NCRVE's Development activities bring NCRVE's work closer to points of
practice. Working face-to-face with practitioners, we facilitate change, learn
about the requirements for change, and then spread the word to other sites in
the next stage of readiness. As equal partners, NCRVE researchers and
practitioners jointly determine the design and engineer, implement, and
document innovative activities. Development activities provide us with the
in-depth information the field demands for both implementation and the design
of policy that best enables change.
Our development sites and their work will provide answers to the "what is it"
"how to do it" questions, formative data, and a process for identifying
additional issues and questions for further study. With this information we
can create and provide richly informed descriptions, evaluations, and
strategies. Ultimately, development activities will create success stories,
exemplars of policy translation, and will develop a cadre of leading
practitioners.
A particular focus of the development work is to provide NCRVE with
opportunities to test, refine, clarify, and more deeply understand the reform
principles and ideas advocated and mandated in 1990 Perkins Act and the 1994
STWO Act. The central points are (1) integration of vocational and academic
curriculum, (2) combination of work-based with school-based learning, and (3)
creation of links between secondary and postsecondary education.
We have established the following benchmarks to assess our success in meeting
this purpose.
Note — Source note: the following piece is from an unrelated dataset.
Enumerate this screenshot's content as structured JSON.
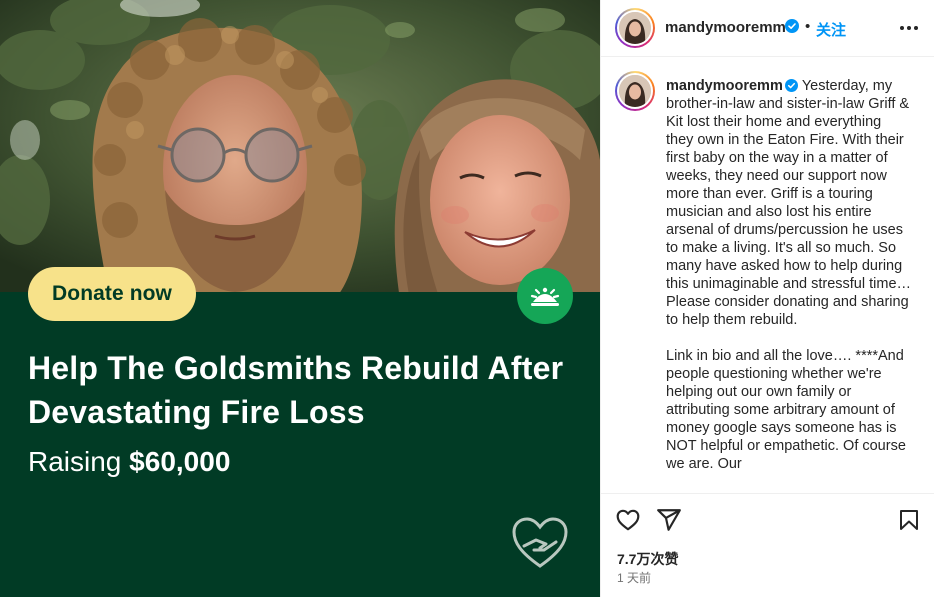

Through development activities we will
To this end, researchers and practitioners play a variety of roles in the
development of self-sustaining sites and the simultaneous study of reform. For
researchers this includes coaching, mentoring, planning, training, evaluating,
and developing local infrastructure. For practitioners, in addition to actual
innovation, the list includes defining questions and design, and documenting
change through data collection or journal writing. Equally important to
development is an iterative process, cycling repeatedly between design,
implementation, testing the design efficacy, and redesigning again.